Let us proceed to see what the actual results to both problems are. Using python, the answer to the first problem is 400e3 * (1.06)**30 or $574,000 (rounded to the nearest 1000 dollars). Similarly, the answer to the second problem is 100 / (1.03)**50 or $22.8 (rounded to the nearest ten cents).

Both results are close enough to illustrate the power of 72.

Deriving the rule of 72 - Doubling under compounding

The rule of compound interest tells us that a sum of ++x++ after ++t++ years compounding at a rate of ++r++ becomes:

$$x * (1+\frac{r}{100})^{t}$$

Given that the sum has doubled over ++t++ years, we are wish to find ++t++ such that:

$$x *(1+\frac{r}{100})^{t} = 2x$$

Dividing by ++x++ on both sides and writing ++\frac{r}{100}++ as ++R++, we wish to find ++t++ such that:

$$(1 + R)^{t} = 2$$

Taking the natural logarithm on both sides and transposing to make ++t++ the subject of the equation, we get:

$$t = \frac{ln 2}{ln(1+R)}$$

Let us approximate ++ln(1+R)++. Assuming ++R++ to be small, we may ignore the higher order terms in the Maclaurin series expansion of ++ln(1+R)++. This gives us ++ln(1+R) \approx R++. For small ++R++, we may write:

$$t \approx \frac{ln 2}{R} \approx \frac{0.693}{R} \approx \frac{0.693}{\frac{r}{100}} \approx \frac{69.3}{r}$$

In other words, the rule of 72 is actually the rule of 69.3! 72 is generally chosen as an approximation to the numerator since it has a large number of factors - 2, 3, 4, 6, 8, 12, 24 and 36.

I prefer to use the rule of 70 when I am dealing with an interest rate of 5% or 7% and the rule of 72 otherwise.

How well does the rule of 72 hold up?

In general, approximations are only as good as the regime in which the assumptions hold - in our case, the assumption is small enough ++R++. We can compare the validity of the rules of 72 and 69.3 by comparing their results against an actual compounding calculation:

Interest Rate
Time to Double in Years
Without approximation
Rule of 69.3
Rule of 72
100% 1.00 0.69 0.72
75% 1.24 0.92 0.96
50% 1.71 1.39 1.44
25% 3.11 2.77 2.88
20% 3.80 3.47 3.60
15% 4.96 4.62 4.80
12% 6.12 5.78 6.00
10% 7.27 6.93 7.20
8% 9.01 8.66 9.00
6% 11.90 11.55 12.00
4% 17.67 17.33 18.00
3% 23.45 23.10 24.00
2% 35.00 34.65 36.00
1% 69.66 69.30 72.00
0.50%138.98 138.60 144.00
0.10%693.49 693.00 720.00

In general, the rule of 72 holds up pretty well except for the high interest rates:

Validity of the Rule of 72

While the Rule of 69.3 always underestimates the actual time to double, the rule of 72 tends to overestimate the time to double for low interest rates and underestimates it otherwise:

Underestimation Percentage Error

If you are curious, the rule of 72 matches the without-approximation calculation at an interest rate of around 7.85%. Incidentally, in the range of practically occuring interest rates (between 2% and 10%), the rule of 72 is more precise than the rule of 69.3!

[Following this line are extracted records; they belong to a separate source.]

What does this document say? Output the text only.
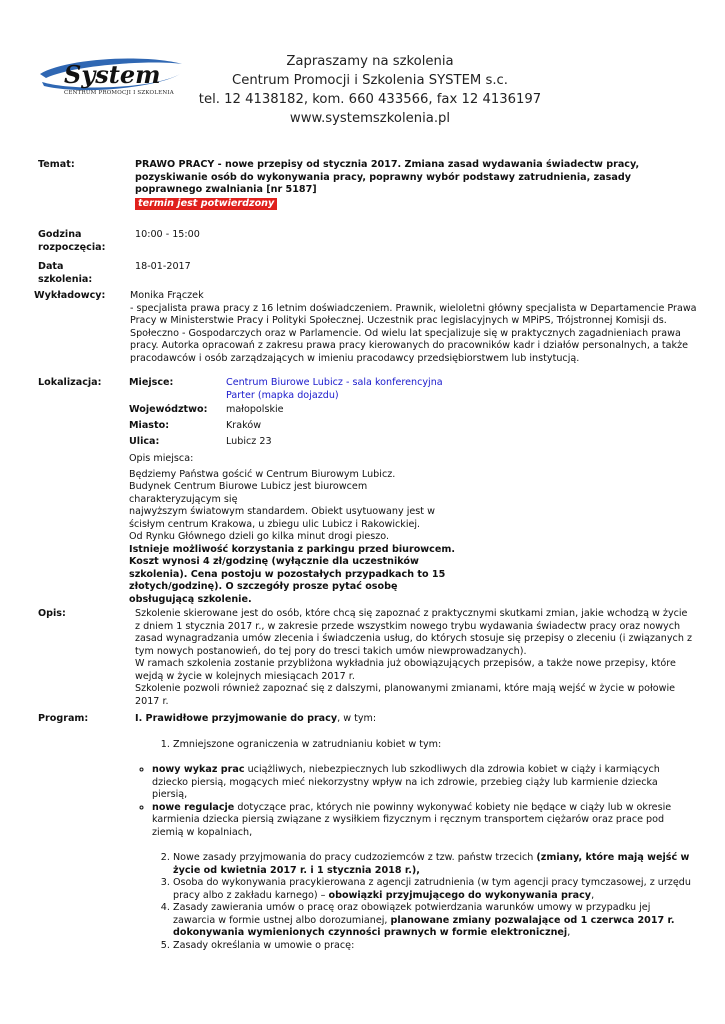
System
CENTRUM PROMOCJI I SZKOLENIA
Zapraszamy na szkolenia
Centrum Promocji i Szkolenia SYSTEM s.c.
tel. 12 4138182, kom. 660 433566, fax 12 4136197
www.systemszkolenia.pl
Temat:	PRAWO PRACY - nowe przepisy od stycznia 2017. Zmiana zasad wydawania świadectw pracy, pozyskiwanie osób do wykonywania pracy, poprawny wybór podstawy zatrudnienia, zasady poprawnego zwalniania [nr 5187]
termin jest potwierdzony
Godzina rozpoczęcia:
10:00 - 15:00
Data szkolenia:
18-01-2017
Wykładowcy:	Monika Frączek
- specjalista prawa pracy z 16 letnim doświadczeniem. Prawnik, wieloletni główny specjalista w Departamencie Prawa Pracy w Ministerstwie Pracy i Polityki Społecznej. Uczestnik prac legislacyjnych w MPiPS, Trójstronnej Komisji ds. Społeczno - Gospodarczych oraz w Parlamencie. Od wielu lat specjalizuje się w praktycznych zagadnieniach prawa pracy. Autorka opracowań z zakresu prawa pracy kierowanych do pracowników kadr i działów personalnych, a także pracodawców i osób zarządzających w imieniu pracodawcy przedsiębiorstwem lub instytucją.
Lokalizacja:	Miejsce:	Centrum Biurowe Lubicz - sala konferencyjna
Parter (mapka dojazdu)
Województwo: małopolskie
Miasto:	Kraków
Ulica:	Lubicz 23
Opis miejsca:
Będziemy Państwa gościć w Centrum Biurowym Lubicz.
Budynek Centrum Biurowe Lubicz jest biurowcem
charakteryzującym się
najwyższym światowym standardem. Obiekt usytuowany jest w
ścisłym centrum Krakowa, u zbiegu ulic Lubicz i Rakowickiej.
Od Rynku Głównego dzieli go kilka minut drogi pieszo.
Istnieje możliwość korzystania z parkingu przed biurowcem.
Koszt wynosi 4 zł/godzinę (wyłącznie dla uczestników
szkolenia). Cena postoju w pozostałych przypadkach to 15
złotych/godzinę). O szczegóły prosze pytać osobę
obsługującą szkolenie.
Opis:	Szkolenie skierowane jest do osób, które chcą się zapoznać z praktycznymi skutkami zmian, jakie wchodzą w życie z dniem 1 stycznia 2017 r., w zakresie przede wszystkim nowego trybu wydawania świadectw pracy oraz nowych zasad wynagradzania umów zlecenia i świadczenia usług, do których stosuje się przepisy o zleceniu (i związanych z tym nowych postanowień, do tej pory do tresci takich umów niewprowadzanych).

W ramach szkolenia zostanie przybliżona wykładnia już obowiązujących przepisów, a także nowe przepisy, które wejdą w życie w kolejnych miesiącach 2017 r.

Szkolenie pozwoli również zapoznać się z dalszymi, planowanymi zmianami, które mają wejść w życie w połowie 2017 r.

Program:	I. Prawidłowe przyjmowanie do pracy, w tym:
1. Zmniejszone ograniczenia w zatrudnianiu kobiet w tym:
◦ nowy wykaz prac uciążliwych, niebezpiecznych lub szkodliwych dla zdrowia kobiet w ciąży i karmiących dziecko piersią, mogących mieć niekorzystny wpływ na ich zdrowie, przebieg ciąży lub karmienie dziecka piersią,
◦ nowe regulacje dotyczące prac, których nie powinny wykonywać kobiety nie będące w ciąży lub w okresie karmienia dziecka piersią związane z wysiłkiem fizycznym i ręcznym transportem ciężarów oraz prace pod ziemią w kopalniach,
2. Nowe zasady przyjmowania do pracy cudzoziemców z tzw. państw trzecich (zmiany, które mają wejść w życie od kwietnia 2017 r. i 1 stycznia 2018 r.),
3. Osoba do wykonywania pracykierowana z agencji zatrudnienia (w tym agencji pracy tymczasowej, z urzędu pracy albo z zakładu karnego) – obowiązki przyjmującego do wykonywania pracy,
4. Zasady zawierania umów o pracę oraz obowiązek potwierdzania warunków umowy w przypadku jej zawarcia w formie ustnej albo dorozumianej, planowane zmiany pozwalające od 1 czerwca 2017 r. dokonywania wymienionych czynności prawnych w formie elektronicznej,
5. Zasady określania w umowie o pracę:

Doubling in 2 time periods

Thankfully, high interest rates do not occur too frequently practice. However, a very useful special case to know is the half life of doubling. Consider an investment that is set to double in k years, it will grow by ++\sqrt{2}++ in the first ++\frac{k}{2}++ years, and another ++\sqrt{2}++ in the next ++\frac{k}{2}++ years - i.e, by 41.4% in each ++\frac{k}{2}++ period. A similar formula holds with thirds of a doubling period and ++\sqrt[3]{2}++.

Knowledge of 41% as the doubling rate would have allowed us to better appromixate the solution to Example 1 as $400,000 * 1.41 = $564,000, a number that is even closer to the actual answer of $574,000.


  1. The astute reader will realize that we are making yet another approximation here. We ideally want ++\frac{25.00}{1.06}++ - instead we settle with ++25.00 * (1 - 0.06)++ since ++\frac{1}{1+x}++ roughly equals ++1 - x++ for small values of x.